Multiple isotope (He-Ar-Zn-Sr-Nd-Pb) constraints on the genesis of the Jiawula Pb-Zn-Ag deposit, NE China

Abstract

• Mantle fluid and atmospheric water are two most important sources for the ore-forming fluid of the Jiawula deposit. • Zn isotopic variation was most likely caused by kinetic Rayleigh fractionation. • Coeval magma played a key role in the formation of the deposit. The large Jiawula Pb-Zn-Ag deposit is located in the Manzhouli area, northeast China. The Pb-Zn-polymetallic mineralization in the Jiawula deposit is present as ore veins distributed in Early Mesozoic sedimentary and magmatic rocks and was controlled by NWW to NNW trending faults. He and Ar isotope analysis results of fluid inclusions hosted in pyrite show that 40 Ar/ 36 Ar ratios are 280.5–300.1, which is close to the atmospheric value (295.5). 3 He/ 4 He ratios vary from 40.15 × 10 −7 to 71.68 × 10 −7 . The calculated mantle He are in a range of 35.8–64.0%, with an average of 51.0%. He-Ar isotopic data reveals that the ore-forming fluids of the Jiawula deposit were derived from mixture of two fluid end-members: (1) mantle-derived fluid, which has provided a considerable proportion of He; and (2) crustal fluid, which is characterized by almost atmospheric Ar and crustal He. The sphalerite from the Jiawula deposit have a narrow range of δ 66 Zn JMC values, varying from 0.15 to 0.307‰, with a mean value of 0.236‰. We suggest that the variation of Zn isotope values of sphalerite from the Jiawula deposit was most likely caused by kinetic Rayleigh fractionation. The Zn isotope analysis result, combined with previous S isotopic data, indicate that the ore-forming material of the Jiawula deposit was derived from a single source.
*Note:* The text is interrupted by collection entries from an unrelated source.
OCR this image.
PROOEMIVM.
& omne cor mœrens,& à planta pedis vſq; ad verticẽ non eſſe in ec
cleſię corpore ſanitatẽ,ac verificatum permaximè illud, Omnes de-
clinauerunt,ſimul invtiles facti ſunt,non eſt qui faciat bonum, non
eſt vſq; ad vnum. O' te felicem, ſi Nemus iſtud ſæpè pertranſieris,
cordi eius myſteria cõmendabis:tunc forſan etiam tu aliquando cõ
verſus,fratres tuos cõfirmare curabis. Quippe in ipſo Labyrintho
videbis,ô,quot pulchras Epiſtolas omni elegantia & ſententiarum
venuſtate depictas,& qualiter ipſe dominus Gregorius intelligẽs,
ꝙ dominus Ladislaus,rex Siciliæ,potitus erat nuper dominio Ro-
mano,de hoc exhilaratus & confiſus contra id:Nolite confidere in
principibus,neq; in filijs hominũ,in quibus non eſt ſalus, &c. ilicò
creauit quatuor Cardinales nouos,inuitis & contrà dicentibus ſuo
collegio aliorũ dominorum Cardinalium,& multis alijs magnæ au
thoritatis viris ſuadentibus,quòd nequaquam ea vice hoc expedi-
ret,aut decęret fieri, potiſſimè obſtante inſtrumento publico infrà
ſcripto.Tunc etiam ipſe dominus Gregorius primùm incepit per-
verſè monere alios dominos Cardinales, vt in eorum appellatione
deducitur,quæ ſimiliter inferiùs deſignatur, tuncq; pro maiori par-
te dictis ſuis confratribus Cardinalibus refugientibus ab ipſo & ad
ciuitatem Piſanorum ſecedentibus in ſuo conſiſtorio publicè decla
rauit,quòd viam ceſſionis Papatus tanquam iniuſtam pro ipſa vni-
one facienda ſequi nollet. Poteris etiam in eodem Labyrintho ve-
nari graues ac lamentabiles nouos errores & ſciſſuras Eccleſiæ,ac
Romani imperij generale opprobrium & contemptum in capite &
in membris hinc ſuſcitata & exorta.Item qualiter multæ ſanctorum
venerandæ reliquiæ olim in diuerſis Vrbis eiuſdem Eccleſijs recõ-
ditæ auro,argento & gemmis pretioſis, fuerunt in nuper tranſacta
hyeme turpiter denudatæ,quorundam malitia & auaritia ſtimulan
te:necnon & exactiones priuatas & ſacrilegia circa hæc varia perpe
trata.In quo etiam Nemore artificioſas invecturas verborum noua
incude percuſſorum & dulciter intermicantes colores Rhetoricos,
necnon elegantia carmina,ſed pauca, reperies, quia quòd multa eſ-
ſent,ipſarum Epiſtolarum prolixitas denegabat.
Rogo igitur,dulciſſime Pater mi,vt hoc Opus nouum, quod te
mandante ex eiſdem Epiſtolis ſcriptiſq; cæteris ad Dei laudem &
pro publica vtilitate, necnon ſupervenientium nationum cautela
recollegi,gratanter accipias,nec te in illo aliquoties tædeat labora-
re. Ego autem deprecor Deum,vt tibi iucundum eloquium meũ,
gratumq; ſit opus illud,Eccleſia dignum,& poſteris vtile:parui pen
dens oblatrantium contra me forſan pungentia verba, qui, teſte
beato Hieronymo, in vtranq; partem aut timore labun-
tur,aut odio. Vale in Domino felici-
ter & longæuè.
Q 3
The intrusive rocks in the deposit have low initial 87 Sr/ 86 Sr ratios, relatively high ε Nd (t) values, and young T DM2 Nd model ages, indicating a high proportion of juvenile material in the petrogenesis. Combined with Sr-Nd-Pb isotopic data of intrusive rocks that are coeval with mineralization in the deposit, He-Ar-Zn isotope analysis results, and previous studies, we propose that the mantle component in the ore-forming fluid and material of the Jiawula deposit was most probably derived from the simultaneous magma, which was derived from partial melting of crust with involvement of mantle magma in an extensional setting during the late Jurassic to the early Early Cretaceous.